Africa-Press – CentrAfricaine. Au cœur du commerce africain, les ports restent pénalisés par des données fragmentées et peu comparables, qui renchérissent les coûts logistiques et freinent l’investissement. Pour y remédier, la BAD déploie l’African Ports Connectivity Project, une initiative multilatérale visant à harmoniser les standards de données et à améliorer la performance portuaire sur le continent. Manuel Ntumba, récemment nommé Project Coordinator et Regional Data Lead du programme, en présente les objectifs, les outils et les impacts attendus pour les ports, les corridors régionaux et les investisseurs.

Agence Ecofin: La BAD déploie l’African Ports Connectivity Project pour harmoniser les standards de données et améliorer la performance portuaire. En quoi consiste concrètement cette initiative et quels sont les principaux dysfonctionnements qu’elle cherche à corriger?

Manuel Ntumba: L’African Ports Connectivity Project (APC-PP) s’inscrit dans une logique de transformation systémique visant à corriger un déficit structurel de gouvernance des données qui affecte, depuis plus de vingt ans, la capacité des ports africains à générer des externalités logistiques fluides, à réduire leurs coûts opérationnels marginaux et à soutenir des modèles de financement plus compétitifs.

Financé par le MCDF hébergé par l’AIIB et mis en œuvre par la BAD en partenariat avec S&P Global-Market Intelligence et CPCS, le projet vise à établir une architecture de données interopérable et auditable couvrant plus de soixante ports africains. Les faiblesses ciblées – fragmentation informationnelle, hétérogénéité des définitions, absence d’historique tracé, insuffisance de métadonnées, déficits d’auditabilité – ont longtemps faussé la modélisation de performance, biaisé les analyses de risques et augmenté les primes de risque appliquées aux actifs portuaires africains.

« Les faiblesses ciblées ont longtemps faussé la modélisation de performance, biaisé les analyses de risques et augmenté les primes de risque appliquées aux actifs portuaires africains. »

Ce projet multilatéral cherche ainsi à promouvoir une infrastructure de données conforme aux standards internationaux de data integrity, risk assurance et infrastructure finance. Cela implique la création d’un Port Data Book continental, d’un portail numérique sécurisé, et d’un Africa Port Index dérivé des méthodologies éprouvées de S&P Global-Market Intelligence, notamment celles ayant sous-tendu le Container Port Performance Index (CPPI) 2020-2024 developpé en collaboration avec le Groupe de la Banque mondiale. L’ambition n’est pas uniquement de standardiser les données, mais de créer un mécanisme de convergence où les métriques opérationnelles deviennent comparables, auditées, méthodologiquement documentées et aptes à soutenir des analyses quantitatives avancées, notamment celles liées au pricing du risque logistique, aux niveaux d’efficacité des actifs, et aux conditions de mobilisation du capital concessionnel.

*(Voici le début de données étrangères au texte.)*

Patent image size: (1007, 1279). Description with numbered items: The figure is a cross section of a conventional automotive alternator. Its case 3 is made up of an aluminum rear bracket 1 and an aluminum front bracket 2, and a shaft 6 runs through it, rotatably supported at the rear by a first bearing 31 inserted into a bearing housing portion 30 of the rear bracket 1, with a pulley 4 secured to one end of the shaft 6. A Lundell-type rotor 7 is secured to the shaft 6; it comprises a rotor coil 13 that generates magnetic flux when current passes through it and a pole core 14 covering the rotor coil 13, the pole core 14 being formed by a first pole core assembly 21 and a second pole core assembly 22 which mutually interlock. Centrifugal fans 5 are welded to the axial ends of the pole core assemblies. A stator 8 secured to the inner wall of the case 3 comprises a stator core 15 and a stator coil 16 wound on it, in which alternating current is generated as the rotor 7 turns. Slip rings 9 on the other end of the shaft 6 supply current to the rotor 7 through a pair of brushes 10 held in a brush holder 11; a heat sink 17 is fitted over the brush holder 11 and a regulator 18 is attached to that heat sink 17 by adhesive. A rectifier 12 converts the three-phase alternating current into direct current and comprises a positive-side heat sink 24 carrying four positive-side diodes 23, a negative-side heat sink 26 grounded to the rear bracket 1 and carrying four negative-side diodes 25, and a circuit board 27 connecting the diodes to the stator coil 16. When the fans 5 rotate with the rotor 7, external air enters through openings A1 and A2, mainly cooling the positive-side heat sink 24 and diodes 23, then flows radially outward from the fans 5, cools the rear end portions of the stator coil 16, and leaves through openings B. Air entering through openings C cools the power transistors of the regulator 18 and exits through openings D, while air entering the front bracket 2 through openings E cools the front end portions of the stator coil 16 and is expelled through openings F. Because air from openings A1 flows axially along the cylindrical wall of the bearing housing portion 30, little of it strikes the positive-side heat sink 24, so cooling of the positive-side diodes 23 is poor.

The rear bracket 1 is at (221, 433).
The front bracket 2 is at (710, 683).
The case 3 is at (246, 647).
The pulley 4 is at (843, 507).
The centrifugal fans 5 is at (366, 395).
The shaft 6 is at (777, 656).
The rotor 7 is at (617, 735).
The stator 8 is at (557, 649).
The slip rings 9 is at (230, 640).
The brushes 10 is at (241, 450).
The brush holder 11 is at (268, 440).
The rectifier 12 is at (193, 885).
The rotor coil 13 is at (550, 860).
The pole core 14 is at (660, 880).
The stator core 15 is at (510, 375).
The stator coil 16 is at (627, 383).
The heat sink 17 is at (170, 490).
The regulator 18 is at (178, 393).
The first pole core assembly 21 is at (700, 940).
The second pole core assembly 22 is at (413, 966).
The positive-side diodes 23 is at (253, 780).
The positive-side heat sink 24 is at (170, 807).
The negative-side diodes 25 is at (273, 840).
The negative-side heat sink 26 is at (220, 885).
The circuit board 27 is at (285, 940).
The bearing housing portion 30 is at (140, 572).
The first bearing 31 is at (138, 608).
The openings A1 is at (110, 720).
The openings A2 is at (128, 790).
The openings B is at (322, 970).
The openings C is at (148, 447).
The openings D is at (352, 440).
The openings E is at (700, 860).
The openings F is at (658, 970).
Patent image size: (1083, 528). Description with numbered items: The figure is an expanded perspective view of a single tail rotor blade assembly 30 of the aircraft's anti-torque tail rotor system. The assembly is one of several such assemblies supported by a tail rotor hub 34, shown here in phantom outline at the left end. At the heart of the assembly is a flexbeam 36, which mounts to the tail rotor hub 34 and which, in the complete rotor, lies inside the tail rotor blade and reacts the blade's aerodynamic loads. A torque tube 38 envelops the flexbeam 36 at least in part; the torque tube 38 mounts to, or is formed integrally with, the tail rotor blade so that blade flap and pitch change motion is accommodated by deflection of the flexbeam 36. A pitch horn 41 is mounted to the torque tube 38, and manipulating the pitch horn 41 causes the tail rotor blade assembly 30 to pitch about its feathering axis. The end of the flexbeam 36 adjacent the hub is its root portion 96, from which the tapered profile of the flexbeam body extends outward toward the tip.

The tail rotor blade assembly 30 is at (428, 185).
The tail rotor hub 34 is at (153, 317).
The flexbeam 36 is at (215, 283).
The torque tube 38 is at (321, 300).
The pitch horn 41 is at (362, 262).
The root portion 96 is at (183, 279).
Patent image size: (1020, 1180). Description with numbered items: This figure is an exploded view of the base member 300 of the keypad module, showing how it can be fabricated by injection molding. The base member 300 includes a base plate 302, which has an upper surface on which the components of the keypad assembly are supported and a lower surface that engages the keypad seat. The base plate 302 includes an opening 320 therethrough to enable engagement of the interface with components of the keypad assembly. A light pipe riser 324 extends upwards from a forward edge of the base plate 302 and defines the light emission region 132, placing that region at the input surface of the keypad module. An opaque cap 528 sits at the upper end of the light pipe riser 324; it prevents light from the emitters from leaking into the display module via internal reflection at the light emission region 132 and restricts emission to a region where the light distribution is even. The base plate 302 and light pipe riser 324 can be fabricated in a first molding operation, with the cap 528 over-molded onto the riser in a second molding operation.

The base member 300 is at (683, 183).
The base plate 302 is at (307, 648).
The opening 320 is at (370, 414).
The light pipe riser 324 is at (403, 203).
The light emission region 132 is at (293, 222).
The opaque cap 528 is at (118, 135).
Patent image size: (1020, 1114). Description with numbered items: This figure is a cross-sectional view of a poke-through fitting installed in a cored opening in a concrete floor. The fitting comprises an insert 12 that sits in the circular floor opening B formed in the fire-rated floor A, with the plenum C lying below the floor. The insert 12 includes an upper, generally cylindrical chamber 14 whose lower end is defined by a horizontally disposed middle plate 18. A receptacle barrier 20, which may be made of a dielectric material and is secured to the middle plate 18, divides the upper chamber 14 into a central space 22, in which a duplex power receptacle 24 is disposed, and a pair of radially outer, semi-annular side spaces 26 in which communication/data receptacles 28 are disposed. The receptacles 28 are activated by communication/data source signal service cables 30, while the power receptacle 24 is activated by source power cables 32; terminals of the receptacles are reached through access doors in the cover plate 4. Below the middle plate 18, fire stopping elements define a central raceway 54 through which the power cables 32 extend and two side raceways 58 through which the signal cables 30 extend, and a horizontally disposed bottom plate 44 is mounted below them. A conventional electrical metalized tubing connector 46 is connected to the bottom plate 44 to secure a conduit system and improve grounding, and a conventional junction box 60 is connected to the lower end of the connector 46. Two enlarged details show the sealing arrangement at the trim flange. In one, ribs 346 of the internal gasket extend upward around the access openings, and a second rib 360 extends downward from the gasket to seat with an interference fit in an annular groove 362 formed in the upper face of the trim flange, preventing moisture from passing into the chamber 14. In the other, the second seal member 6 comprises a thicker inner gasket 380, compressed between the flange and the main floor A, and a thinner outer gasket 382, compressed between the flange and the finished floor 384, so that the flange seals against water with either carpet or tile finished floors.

AE: Vous êtes nommé Project Coordinator et Regional Data Lead pour APC-PP. Comment accueillez-vous cette responsabilité et quel sera le périmètre exact de votre mission? Quels résultats tangibles peuvent être attendus à court terme?

Manuel Ntumba: J’accueille cette responsabilité avec un sens aigu de la discipline analytique et de la diplomatie technique, conscient que la qualité du capital informationnel conditionne désormais autant la performance opérationnelle que la structure du WACC, le calibrage des prémiums de risque et la soutenabilité des financements d’infrastructures. En tant que Project Coordinator et Regional Data Lead, mon rôle consiste à articuler un cadre méthodologique multilatéral rigoureux avec les réalités opérationnelles des ports africains, tout en assurant l’alignement des processus de collecte, de validation et d’auditabilité sur les meilleures pratiques internationales de data governance, data assurance et risk management.

Le périmètre englobe la conception du modèle de données, la structuration des indicateurs clés, le déploiement des processus de data lineage et de qualité, l’accompagnement technique des ports pilotes, la supervision du Port Data Book et la coordination technique de l’Africa Ports Portal et de l’Africa Port Index.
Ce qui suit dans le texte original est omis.